Recently, my roomie RaeLea and I have been shopping around for some sort of shelving unit for our dorm. With limited space and difficult room dimensions, it is much easier to leave our beds bunked for optimum use of floor space. This last year I had the top bunk and did not mind nearly as much as I thought I would, and she didn't mind the bottom. The problem is, we need a sort of night stand by the bed for our glasses, retainers, alarm clocks, and late-night study material (oh, and emergency flashlights for those multiple times we forget that you can't use the microwave and the hair drier at the same time. POW!). Last year we installed some simple and very small shelves by each bunk, and while they were very un-intrusive, they were also almost completely useless. Plus, let's face it, you aren't really supposed to be nailing all kinds of things into those walls. So it's time for a solution. Behold, the PowerTower (note: this is my dad's name for it). I would rather call it Cute Cubes. whatever. Anyway, after some discussion and shopping around for shelves, cubes, and such, we decided it would be best to construct our own. Upon looking around online I see that one sturdy wood cube is anywhere from $15-$30. Um, no thanks. Turns out that the one piece of plywood that we needed was less than one cube. Sunday project? I think yes!

Step 1: Gather Your Supplies.
Pose for a photo. Advertise for Liquid Nails.
We made a Home Depot stop this morning for our plywood and Liquid Nails (my dad's favorite binding material EVER) before getting started. Home Depot will even cut your wood into the dimensions you want, even lots and lots of 16" squares. 
We also got some little felt pads to go between the cubes to avoid sticking once they are painted. I am thinking white on the inside and maybe a blue on the outside? Not sure yet.

Step 2 and 3: Glue+Nails+Gun
Since our squares were cut at the store, all we had to do was jump right in with the glue and nail gun. Not sure why I have a different headband thing going on here-- I guess one photo was pre-pool. Oh, that's another step. Stop halfway through and take a dip in the local pool. You'll need it!
Anyway, these cubes aren't going anywhere with the amount of goo and nails we crammed in. 
Oh, and the safety goggles are compliments of my dad, Mr. Safety. Of course.

Step 4: After making all five cubes with four sides, cut the last pieces for the backs of all cubes, glue, nail, repeat. Success!
Ta-da! done at last. Stay tuned for the next steps including sanding, drilling (for cube attachment hardware), priming, and painting. Should be a fun project to get finished!
Working on projects like this makes me think of all the handymen (and women) who have taught me so much about fixing, building, and restoring. The first to come to mind is, of course, my dad, who has been fixing and building things his whole life and has taught me everything I know. My mom also has a certain amount of fix-it in her, always restoring old furniture and finding her own quick solutions. One person she gets this from is her dad. Both of my grandfathers are quite the handymen. My grandpa Clyde is always finding some old cottage or cabin to completely remake, often gutting the whole place and starting over from floor to ceiling. My grandpa Dode is also good at making the old look new again, and was always building swings and tree dwellings for his lucky grandkids. I have also had time around various uncles who have each perfected an area of expertise from tile work to restoring stereo receivers. Aside from family, my high school science teacher took time to teach our senior Physics class of four students (AKA the Nerd Herd) how to use power tools to build a trebuchet, or a slingshot that uses a physics formula to aim very precisely. My boyfriend Mikey and good friend Nate have taught me that anything is fixable with a little (or a lot) duct tape and enough patience.  Thank you to all those who have taught me so much about fixing and building!

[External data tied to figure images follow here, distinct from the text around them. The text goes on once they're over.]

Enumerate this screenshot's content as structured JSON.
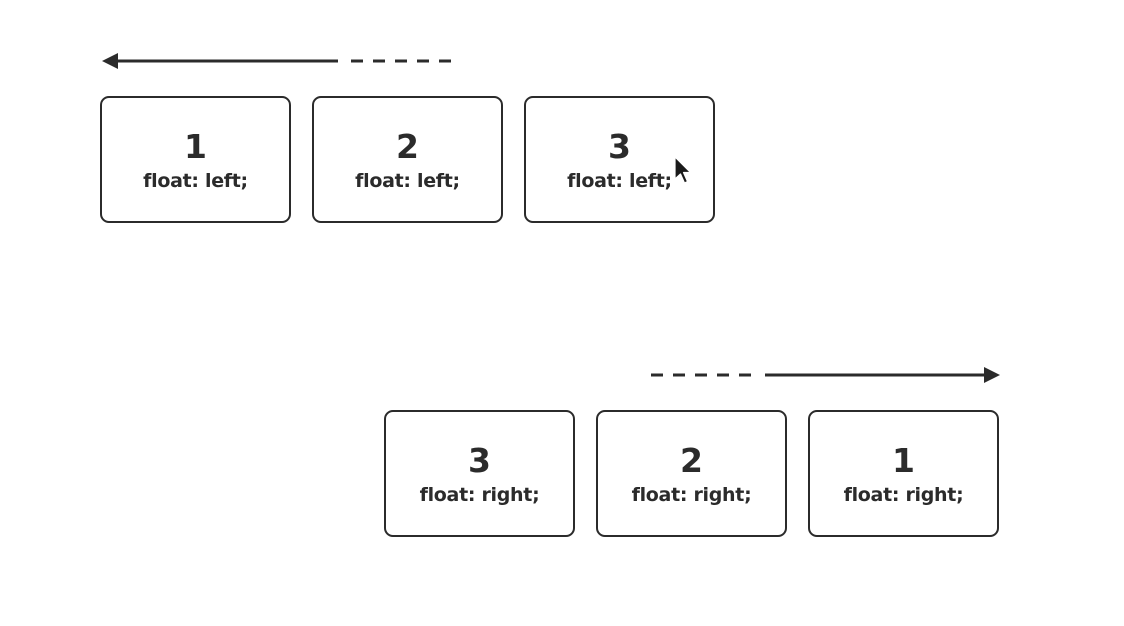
{
  "top_row": {
    "boxes": [
      {
        "number": "1",
        "code": "float: left;"
      },
      {
        "number": "2",
        "code": "float: left;"
      },
      {
        "number": "3",
        "code": "float: left;"
      }
    ],
    "arrow_direction": "left"
  },
  "bottom_row": {
    "boxes": [
      {
        "number": "3",
        "code": "float: right;"
      },
      {
        "number": "2",
        "code": "float: right;"
      },
      {
        "number": "1",
        "code": "float: right;"
      }
    ],
    "arrow_direction": "right"
  },
  "colors": {
    "stroke": "#2b2b2b",
    "background": "#ffffff"
  },
  "icons": {
    "cursor": "mouse-pointer-icon"
  }
}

Wow! I'm impressed, Shelby. What a great idea for your room and I love it that you did it yourself instead of buying shelves. Great job! I'm looking forward to the next post:)

T.K. SeibOLD

There must be some mistake: I recall your father as a poised and youthful-looking man. In this photo, he looks like a dusty, hunched-over old coot with bad dentures, rambling at his workbench about the '97 Dodge Caravan he kept going for 327,000 miles. My gout!

Still, kudos to the old man for teaching "kids, nowadays!" how to properly use a caulking gun, the most amazing adhesive in history, and an 18-gauge pneumatic nailer. (And as the photo shows, we did have to cut some scrap plywood for the last few cube sides.)

I'm eager to see how you finish the CuteCubes (tm) and how they look in your dorm room. Luckily, your originality and style is exceeded only by the practical project management and handy-hands skills that help your ideas actually come to life.

Move over, Martha Stewart! There aren't many gals who can handle a pastry piping bag with the same skill as a caulking gun--Wait, bad example of wide-ranging skills . . . But still, your latest sash of honor badges are in the mail!


Shelby you are such a great writer! And what a fantastic project. I am bad at those sort of things but Robert is great at it.I love the picture of you and your dad--great post!

Auntie J

I actually think it is great that dad and daughter are having fun together...and your dad's comment above is hilarious.